Lhuan-dre Pretorius, jogando por seu país, participou de 22 partidas em vários formatos. Durante este período, ele conseguiu apenas uma centena internacional, que foi impressionante — 153 pontos na estreia no Teste no ano passado.
No entanto, para um jovem jogador que acumulou 11 centenas em dois anos no cenário profissional e está acostumado a marcar muitos pontos quase a cada fim de semana alternado no nível escolar, o conceito de pontuações de três dígitos é familiar.
A questão era como ele se sentia no estádio Namibia Cricket Ground em Windhoek na terça-feira, quando não conseguiu atingir a marca de cem na T20I, cedendo apenas um forte golpe?
Após a vitória dos Proteas sobre os vizinhos do Zimbábue por 43 pontos, Pretorius comentou: «Está tudo bem. Fiquei um pouco chateado porque dissemos que queríamos atingir 200 após 14 overs. Eu sabia que se alcançássemos 200, eu atingiria essa marca». Ele acrescentou que «centenas em T20 são muito raras, e centenas internacionais em T20 são ainda mais raras, mas eu não me preocupei muito com isso. Acho que as marcas vêm e vão».
Ele também enfatizou: «Este é um esporte de equipe; se eu estivesse preocupado com minhas conquistas, seria melhor jogar tênis ou golfe».
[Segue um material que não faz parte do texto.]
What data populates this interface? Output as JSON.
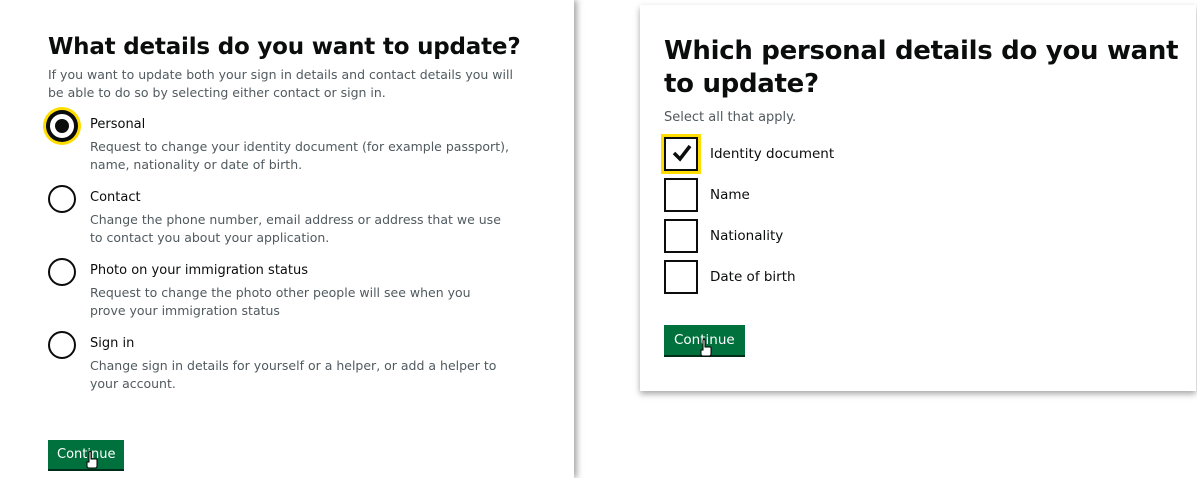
{
  "left": {
    "title": "What details do you want to update?",
    "hint": "If you want to update both your sign in details and contact details you will be able to do so by selecting either contact or sign in.",
    "options": [
      {
        "label": "Personal",
        "hint": "Request to change your identity document (for example passport), name, nationality or date of birth.",
        "checked": true
      },
      {
        "label": "Contact",
        "hint": "Change the phone number, email address or address that we use to contact you about your application.",
        "checked": false
      },
      {
        "label": "Photo on your immigration status",
        "hint": "Request to change the photo other people will see when you prove your immigration status",
        "checked": false
      },
      {
        "label": "Sign in",
        "hint": "Change sign in details for yourself or a helper, or add a helper to your account.",
        "checked": false
      }
    ],
    "continue_label": "Continue"
  },
  "right": {
    "title": "Which personal details do you want to update?",
    "hint": "Select all that apply.",
    "options": [
      {
        "label": "Identity document",
        "checked": true
      },
      {
        "label": "Name",
        "checked": false
      },
      {
        "label": "Nationality",
        "checked": false
      },
      {
        "label": "Date of birth",
        "checked": false
      }
    ],
    "continue_label": "Continue"
  },
  "colors": {
    "button_green": "#00703c",
    "focus_yellow": "#ffdd00",
    "text": "#0b0c0c",
    "hint_text": "#505a5f"
  },
  "icons": [
    "check-icon",
    "mouse-cursor-icon"
  ]
}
Embora os Proteas estivessem no caminho para 200 pontos, acabaram marcando apenas 185/7, o que dependeu mais dos companheiros de equipe de Pretorius do que do fato de ele ter sido eliminado em 94 pontos com o over restante.
Os Proteas estavam confortavelmente em 154/1 com menos de cinco overs restantes antes que a tentativa de Dewald Brevis de conseguir seu terceiro meio século consecutivo em T20I fosse interrompida. Isso foi seguido por uma série de rebatidas que tentaram usar a longa vareta para enviar a bola para fora, em vez de ceder a iniciativa à base estabelecida.
Pretorius defendeu apenas 12 bolas entre o 16º e o 19º over, o que não só abalou o ímpeto dos Proteas, mas também do próprio agressivo batedor canhoto.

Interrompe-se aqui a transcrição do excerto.